Russula acrialbida has spores with extremely low and fine ornamentation which is also present in R. roseovelata , a species with a pinkish pileipellis covered by large detaching rose-beige areolae (Fig. 7 View Figure 7 ) and a pileus margin without striations ( Buyck 1994). Microscopically, the latter species differs by slightly larger spores, hymenial cystidia that are up to 200 µm long and the presence of capitate terminal cells in the pileipellis with intracellular refringent transversal bands ( Buyck 1994). Specimens very similar to R. acrialbida are illustrated and described in local African field guides as R. cf. roseovelata or R. roseovelata from Zambian miombo woodlands ( Härkönen et al. 2015; Niemelä et al. 2021) or R. aff. roseovelata from Tanzania ( Härkönen et al. 2003). It is likely that these records either represent R. acrialbida or a closely-related species, but probably not R. roseovelata s. str. because of the differences apparent in the field pictures. During our fieldwork in Benin, we encountered a man from the nearby village Wari-Maro collecting R. acrialbida as an edible fungus. According to him, the species would lose its acrid taste after soaking in an aqueous solution of baking soda overnight with subsequent boiling. Further studies are needed to confirm the suitability of the species for consumption as edible fungus.

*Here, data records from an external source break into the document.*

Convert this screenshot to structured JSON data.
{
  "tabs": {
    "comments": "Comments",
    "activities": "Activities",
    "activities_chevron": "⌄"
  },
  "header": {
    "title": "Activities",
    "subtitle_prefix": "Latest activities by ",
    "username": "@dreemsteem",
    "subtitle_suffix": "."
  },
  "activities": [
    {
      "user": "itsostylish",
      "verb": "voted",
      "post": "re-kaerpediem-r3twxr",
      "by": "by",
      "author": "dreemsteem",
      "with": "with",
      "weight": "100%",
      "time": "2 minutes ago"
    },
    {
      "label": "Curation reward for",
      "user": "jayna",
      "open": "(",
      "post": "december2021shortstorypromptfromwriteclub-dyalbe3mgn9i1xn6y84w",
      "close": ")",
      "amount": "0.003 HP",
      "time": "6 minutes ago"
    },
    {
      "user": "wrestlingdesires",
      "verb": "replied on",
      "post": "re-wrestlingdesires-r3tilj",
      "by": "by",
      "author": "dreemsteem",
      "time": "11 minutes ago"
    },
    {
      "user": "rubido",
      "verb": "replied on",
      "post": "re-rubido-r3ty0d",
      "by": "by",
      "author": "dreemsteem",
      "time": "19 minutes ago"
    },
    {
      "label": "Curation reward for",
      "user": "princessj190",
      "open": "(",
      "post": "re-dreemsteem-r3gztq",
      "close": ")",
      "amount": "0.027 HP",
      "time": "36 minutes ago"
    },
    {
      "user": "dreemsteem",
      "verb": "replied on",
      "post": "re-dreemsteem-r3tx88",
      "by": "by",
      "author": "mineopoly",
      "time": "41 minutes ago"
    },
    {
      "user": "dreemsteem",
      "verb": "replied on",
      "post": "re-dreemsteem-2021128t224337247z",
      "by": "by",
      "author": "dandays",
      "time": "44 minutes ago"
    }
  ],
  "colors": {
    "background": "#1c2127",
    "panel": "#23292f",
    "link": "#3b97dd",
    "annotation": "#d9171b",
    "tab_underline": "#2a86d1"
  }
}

A similar-looking species from Tanzania identified as R. roseovelata is reported as edible after parboiling ( Chelela et al. 2015). Russula albofloccosa , Russula ochrocephala Buyck and Russula terrena Buyck & Sharp are tropical African species with pileus colours similar to R. acrialbida . Russula albofloccosa is known from Burundi and DRC and can be distinguished from R. acrialbida by smaller, much more fragile basidiomata, a weak reaction to FeSO 4, a mild to weakly acrid taste and larger more elliptical spores with a more prominent ornamentation ( Buyck 1994). Russula ochrocephala is known from DRC and Senegal and differs by spores with a more prominent ornamentation and an amyloid suprahilar plage (Buyck 1997). Russula terrena is known from Zimbabwe and differs by its smaller basidiomata, weak FeSO 4 reaction, more prominent spore ornamentation and cystidia that are insensitive to sulphovanillin ( Buyck and Sharp 2007). To our knowledge, R. acrialbida is the only species with burning acrid taste in Russula sect. Heterophyllae Fr.